Sonntag , 20. September 2020
Armin Paul Hampel war Hauptredner bei der AfD-Veranstaltung im Glockenhaus. Die Polizei sicherte ihm den Zugang. Foto: t6w

Düstere Stimmung im Glockenhaus

Lüneburg. In Deutschland und Europa läuft einiges falsch, wenn man den Worten von Armin Paul Hampel Glauben schenken mag. Hampel ist Spitzenkandidat der Niedersachsen-AfD für die kommende Bundestagswahl und war Hauptredner der Informationsveranstaltung, zu der die Lüneburger AfD am Mittwochabend ins Glockenhaus eingeladen hatte. Und der servierte, kurz gesagt, so eine Art deutsche Variante von Donald Tumps „America first“-Kurs.

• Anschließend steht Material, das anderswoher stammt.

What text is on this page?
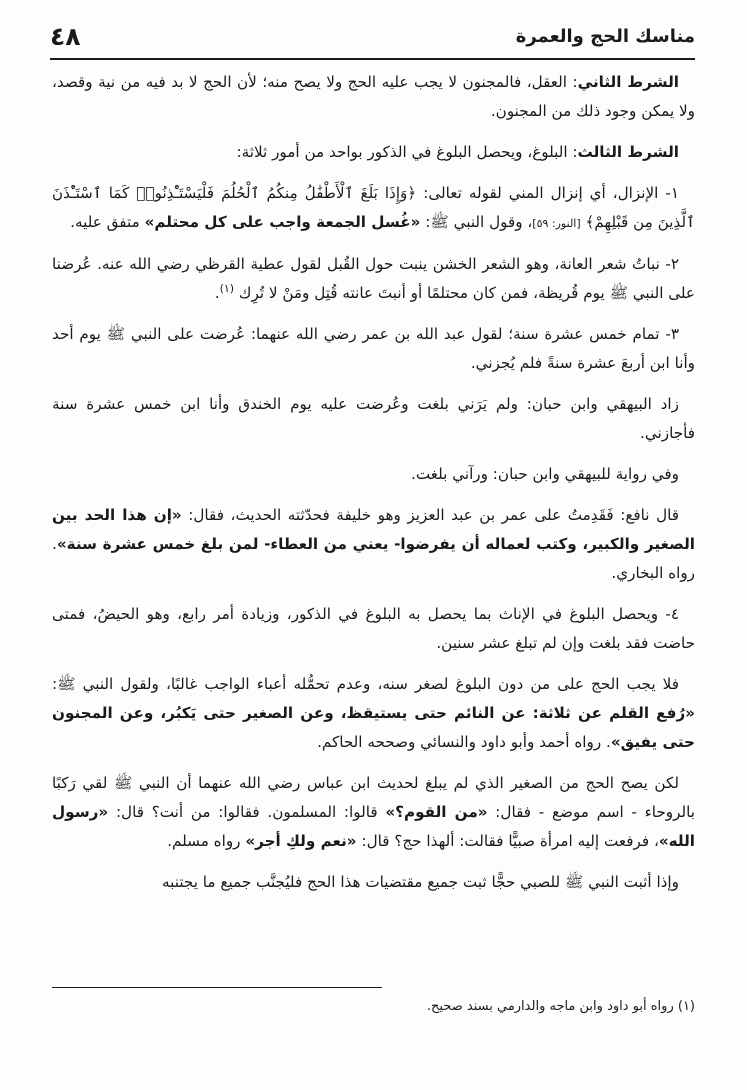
٤٨	مناسك الحج والعمرة

الشرط الثاني: العقل، فالمجنون لا يجب عليه الحج ولا يصح منه؛ لأن الحج لا بد فيه من نية وقصد، ولا يمكن وجود ذلك من المجنون.

الشرط الثالث: البلوغ، ويحصل البلوغ في الذكور بواحد من أمور ثلاثة:

١- الإنزال، أي إنزال المني لقوله تعالى: ﴿وَإِذَا بَلَغَ ٱلْأَطْفَٰلُ مِنكُمُ ٱلْحُلُمَ فَلْيَسْتَـْٔذِنُوا۟ كَمَا ٱسْتَـْٔذَنَ ٱلَّذِينَ مِن قَبْلِهِمْ﴾ [النور: ٥٩]، وقول النبي ﷺ: «غُسل الجمعة واجب على كل محتلم» متفق عليه.

٢- نباتُ شعر العانة، وهو الشعر الخشن ينبت حول القُبل لقول عطية القرظي رضي الله عنه. عُرضنا على النبي ﷺ يوم قُريظة، فمن كان محتلمًا أو أنبتَ عانته قُتِل ومَنْ لا تُرِك $^{(١)}$.

٣- تمام خمس عشرة سنة؛ لقول عبد الله بن عمر رضي الله عنهما: عُرضت على النبي ﷺ يوم أحد وأنا ابن أربعَ عشرة سنةً فلم يُجزني.

زاد البيهقي وابن حبان: ولم يَرَني بلغت وعُرضت عليه يوم الخندق وأنا ابن خمس عشرة سنة فأجازني.

وفي رواية للبيهقي وابن حبان: ورآني بلغت.

قال نافع: فَقَدِمتُ على عمر بن عبد العزيز وهو خليفة فحدّثته الحديث، فقال: «إن هذا الحد بين الصغير والكبير، وكتب لعماله أن يفرضوا- يعني من العطاء- لمن بلغ خمس عشرة سنة». رواه البخاري.

٤- ويحصل البلوغ في الإناث بما يحصل به البلوغ في الذكور، وزيادة أمر رابع، وهو الحيضُ، فمتى حاضت فقد بلغت وإن لم تبلغ عشر سنين.

فلا يجب الحج على من دون البلوغ لصغر سنه، وعدم تحمُّله أعباء الواجب غالبًا، ولقول النبي ﷺ: «رُفع القلم عن ثلاثة: عن النائم حتى يستيقظ، وعن الصغير حتى يَكبُر، وعن المجنون حتى يفيق». رواه أحمد وأبو داود والنسائي وصححه الحاكم.

لكن يصح الحج من الصغير الذي لم يبلغ لحديث ابن عباس رضي الله عنهما أن النبي ﷺ لقي رَكبًا بالروحاء - اسم موضع - فقال: «من القوم؟» قالوا: المسلمون. فقالوا: من أنت؟ قال: «رسول الله»، فرفعت إليه امرأة صبيًّا فقالت: ألهذا حج؟ قال: «نعم ولكِ أجر» رواه مسلم.

وإذا أثبت النبي ﷺ للصبي حجًّا ثبت جميع مقتضيات هذا الحج فليُجنَّب جميع ما يجتنبه

(١) رواه أبو داود وابن ماجه والدارمي بسند صحيح.
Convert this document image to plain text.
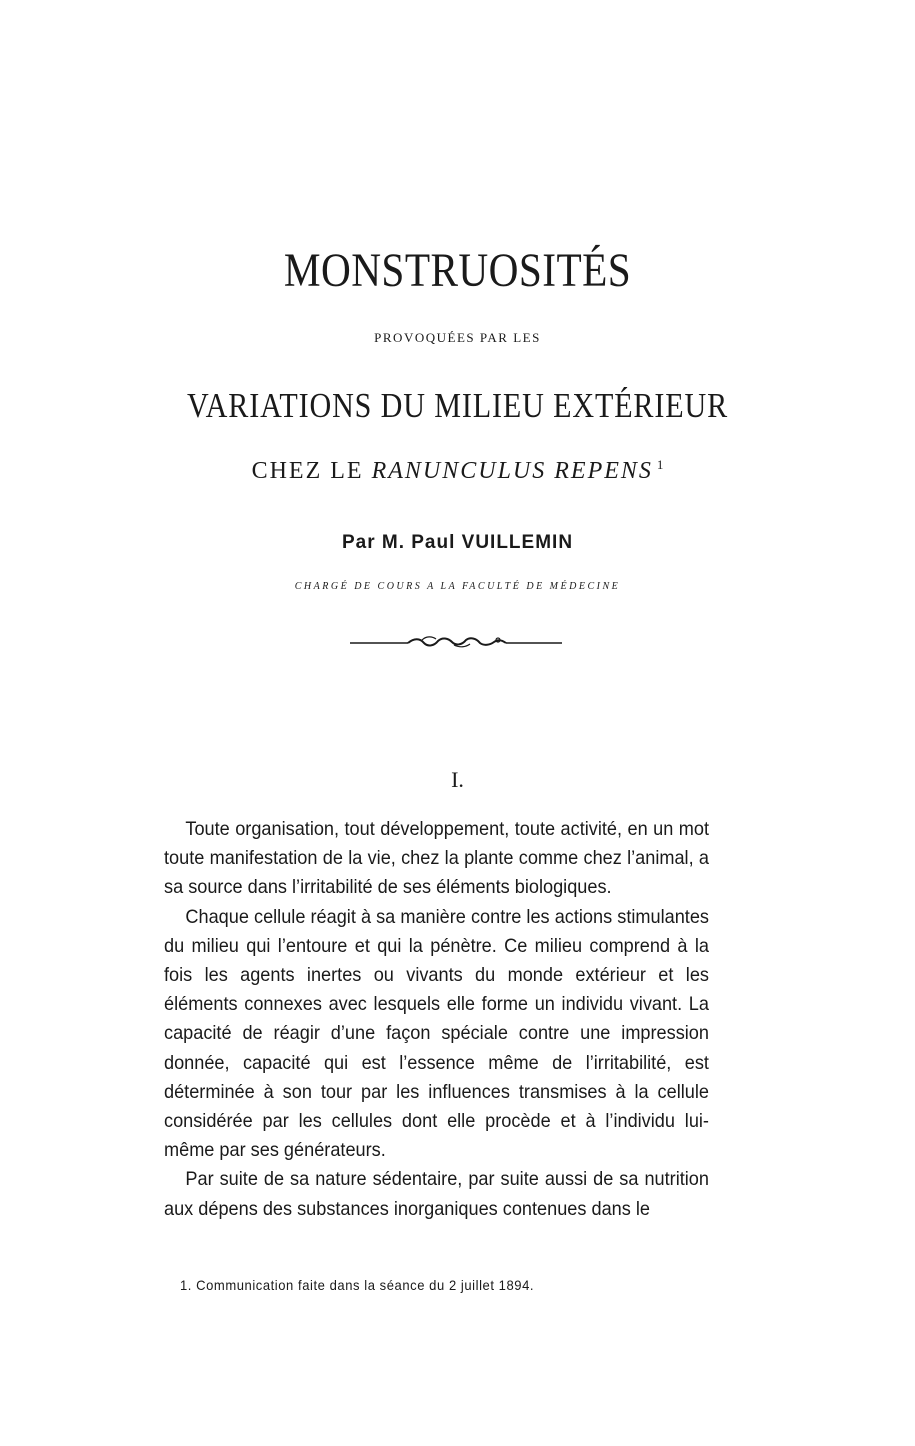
MONSTRUOSITÉS
PROVOQUÉES PAR LES
VARIATIONS DU MILIEU EXTÉRIEUR
CHEZ LE RANUNCULUS REPENS $^1$
Par M. Paul VUILLEMIN
CHARGÉ DE COURS A LA FACULTÉ DE MÉDECINE
I.

Toute organisation, tout développement, toute activité, en un mot toute manifestation de la vie, chez la plante comme chez l’animal, a sa source dans l’irritabilité de ses éléments biologiques.

Chaque cellule réagit à sa manière contre les actions stimulantes du milieu qui l’entoure et qui la pénètre. Ce milieu comprend à la fois les agents inertes ou vivants du monde extérieur et les éléments connexes avec lesquels elle forme un individu vivant. La capacité de réagir d’une façon spéciale contre une impression donnée, capacité qui est l’essence même de l’irritabilité, est déterminée à son tour par les influences transmises à la cellule considérée par les cellules dont elle procède et à l’individu lui-même par ses générateurs.

Par suite de sa nature sédentaire, par suite aussi de sa nutrition aux dépens des substances inorganiques contenues dans le

1. Communication faite dans la séance du 2 juillet 1894.
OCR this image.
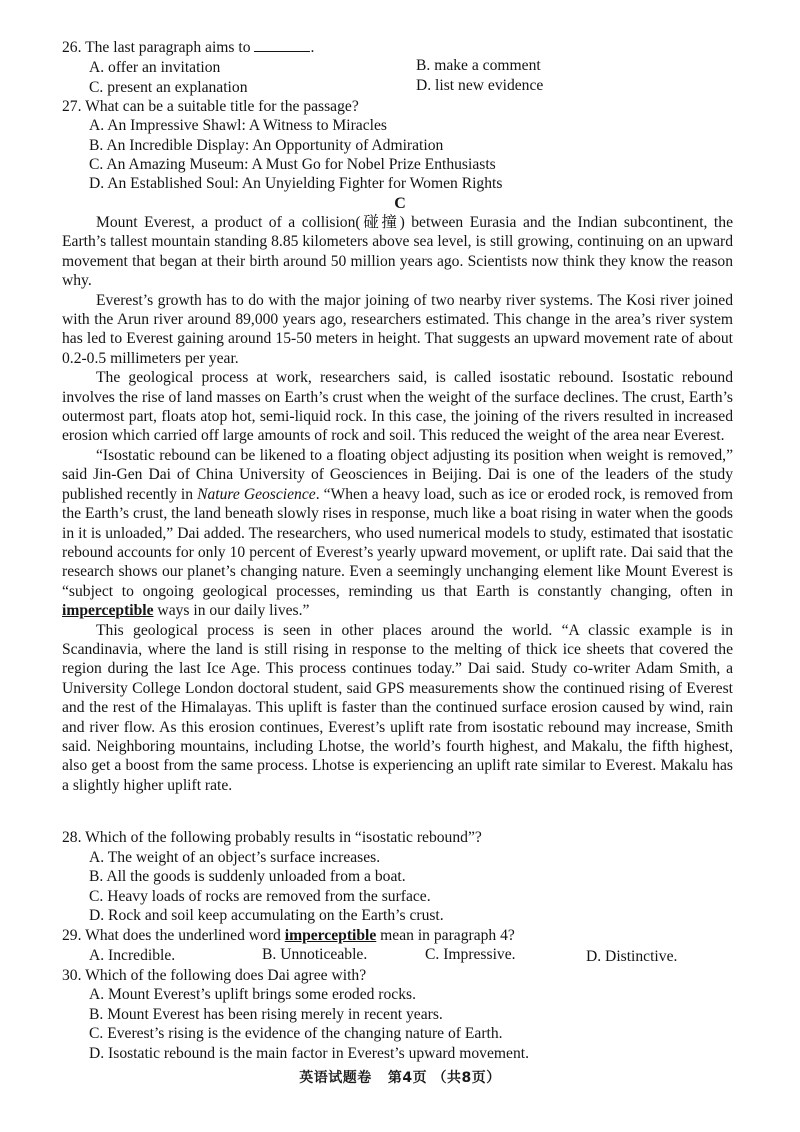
26. The last paragraph aims to	.
A. offer an invitation	B. make a comment
C. present an explanation	D. list new evidence
27. What can be a suitable title for the passage?
A. An Impressive Shawl: A Witness to Miracles
B. An Incredible Display: An Opportunity of Admiration
C. An Amazing Museum: A Must Go for Nobel Prize Enthusiasts
D. An Established Soul: An Unyielding Fighter for Women Rights
C

Mount Everest, a product of a collision(碰撞) between Eurasia and the Indian subcontinent, the Earth’s tallest mountain standing 8.85 kilometers above sea level, is still growing, continuing on an upward movement that began at their birth around 50 million years ago. Scientists now think they know the reason why.

Everest’s growth has to do with the major joining of two nearby river systems. The Kosi river joined with the Arun river around 89,000 years ago, researchers estimated. This change in the area’s river system has led to Everest gaining around 15-50 meters in height. That suggests an upward movement rate of about 0.2-0.5 millimeters per year.

The geological process at work, researchers said, is called isostatic rebound. Isostatic rebound involves the rise of land masses on Earth’s crust when the weight of the surface declines. The crust, Earth’s outermost part, floats atop hot, semi-liquid rock. In this case, the joining of the rivers resulted in increased erosion which carried off large amounts of rock and soil. This reduced the weight of the area near Everest.

“Isostatic rebound can be likened to a floating object adjusting its position when weight is removed,” said Jin-Gen Dai of China University of Geosciences in Beijing. Dai is one of the leaders of the study published recently in Nature Geoscience. “When a heavy load, such as ice or eroded rock, is removed from the Earth’s crust, the land beneath slowly rises in response, much like a boat rising in water when the goods in it is unloaded,” Dai added. The researchers, who used numerical models to study, estimated that isostatic rebound accounts for only 10 percent of Everest’s yearly upward movement, or uplift rate. Dai said that the research shows our planet’s changing nature. Even a seemingly unchanging element like Mount Everest is “subject to ongoing geological processes, reminding us that Earth is constantly changing, often in imperceptible ways in our daily lives.”

This geological process is seen in other places around the world. “A classic example is in Scandinavia, where the land is still rising in response to the melting of thick ice sheets that covered the region during the last Ice Age. This process continues today.” Dai said. Study co-writer Adam Smith, a University College London doctoral student, said GPS measurements show the continued rising of Everest and the rest of the Himalayas. This uplift is faster than the continued surface erosion caused by wind, rain and river flow. As this erosion continues, Everest’s uplift rate from isostatic rebound may increase, Smith said. Neighboring mountains, including Lhotse, the world’s fourth highest, and Makalu, the fifth highest, also get a boost from the same process. Lhotse is experiencing an uplift rate similar to Everest. Makalu has a slightly higher uplift rate.

28. Which of the following probably results in “isostatic rebound”?
A. The weight of an object’s surface increases.
B. All the goods is suddenly unloaded from a boat.
C. Heavy loads of rocks are removed from the surface.
D. Rock and soil keep accumulating on the Earth’s crust.
29. What does the underlined word imperceptible mean in paragraph 4?
A. Incredible.	B. Unnoticeable.	C. Impressive.	D. Distinctive.
30. Which of the following does Dai agree with?
A. Mount Everest’s uplift brings some eroded rocks.
B. Mount Everest has been rising merely in recent years.
C. Everest’s rising is the evidence of the changing nature of Earth.
D. Isostatic rebound is the main factor in Everest’s upward movement.
英语试题卷   第4页 （共8页）
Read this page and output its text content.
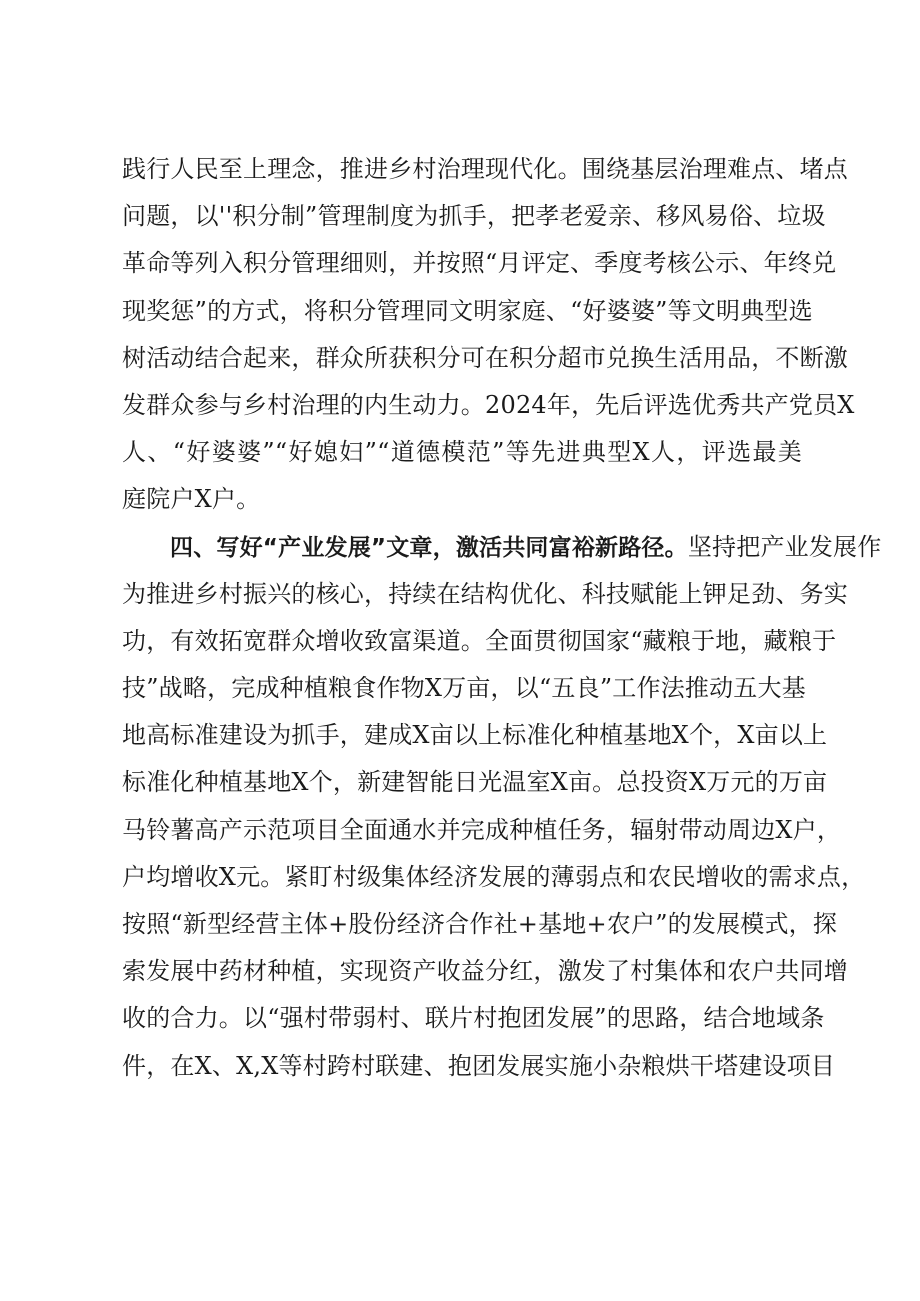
践行人民至上理念，推进乡村治理现代化。围绕基层治理难点、堵点
问题，以''积分制”管理制度为抓手，把孝老爱亲、移风易俗、垃圾
革命等列入积分管理细则，并按照“月评定、季度考核公示、年终兑
现奖惩”的方式，将积分管理同文明家庭、“好婆婆”等文明典型选
树活动结合起来，群众所获积分可在积分超市兑换生活用品，不断激
发群众参与乡村治理的内生动力。2024年，先后评选优秀共产党员X
人、“好婆婆”“好媳妇”“道德模范”等先进典型X人，评选最美
庭院户X户。
四、写好“产业发展”文章，激活共同富裕新路径。坚持把产业发展作
为推进乡村振兴的核心，持续在结构优化、科技赋能上钾足劲、务实
功，有效拓宽群众增收致富渠道。全面贯彻国家“藏粮于地，藏粮于
技”战略，完成种植粮食作物X万亩，以“五良”工作法推动五大基
地高标准建设为抓手，建成X亩以上标准化种植基地X个，X亩以上
标准化种植基地X个，新建智能日光温室X亩。总投资X万元的万亩
马铃薯高产示范项目全面通水并完成种植任务，辐射带动周边X户，
户均增收X元。紧盯村级集体经济发展的薄弱点和农民增收的需求点，
按照“新型经营主体+股份经济合作社+基地+农户”的发展模式，探
索发展中药材种植，实现资产收益分红，激发了村集体和农户共同增
收的合力。以“强村带弱村、联片村抱团发展”的思路，结合地域条
件，在X、X,X等村跨村联建、抱团发展实施小杂粮烘干塔建设项目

Draußen wurde protestiert, drinnen vor rund 40 Zuhörern – AfD-Mitglieder und -Sympathisanten ebenso wie junge Kritiker – beschwor Hampel den Zusammenhalt in Europa und warnte vor den Gefahren eines erstarkenden Großkapitals. Und er beleidigte die Generation der jetzt 20- bis 30-Jährigen, die aus seiner Sicht für die Gesellschaft nicht mehr zu gebrauchen sei. „Mit Ihnen kann man nichts mehr anfangen!“, schleuderte Hampel den knapp zehn Zuhörern entgegen, die während der Rede des Spitzenkandidaten ihrem Unmut über dessen Äußerungen freien Lauf ließen.

„Mit Heiopei und Fähnchenschwenken kommen Sie nicht weiter. Das Leben ist Kampf. Nehmen Sie es an oder gehen Sie unter“, war die kalte Botschaft, die Hampel an alle Zuhörer sendete. Deutschland ruhe sich seit Jahren auf seinen Erfolgen aus, ein Verhalten, das nicht ohne Konsequenzen bleibe.

Überhaupt war das Bild düster, das der AfD-Politiker vom Zustand Europas und Deutschlands zeichnete. So verschiebe das internationale Großkapital ganze Völker als billige Arbeitskräfte auf den globalisierten Märkten, die Einführung des Mindestlohns bezeichnete er als „Kapitulation der Gewerkschaften“. Statt mit Billiglohnländern wie China zu konkurrieren, müsse Deutschland sich wieder auf seine Stärken konzentrieren, die er vor allem im Mittelstand sehe. Deutsche Standards dürften nicht auf den internationalen Märkten geopfert werden. Deshalb müssten der Freihandel eingeschränkt und die Strukturen der EU verändert werden, „an Haupt und Gliedern“. Migration schade Deutschland nicht, sie dürfe nur nicht zur Entstehung von Pa­rallelgesellschaften führen. Für Hampel und den Bundestagskandidaten Wilhelm von Gottberg, der ebenfalls sprach, gab es neben Protesten und Buhrufen auch zustimmenden Applaus.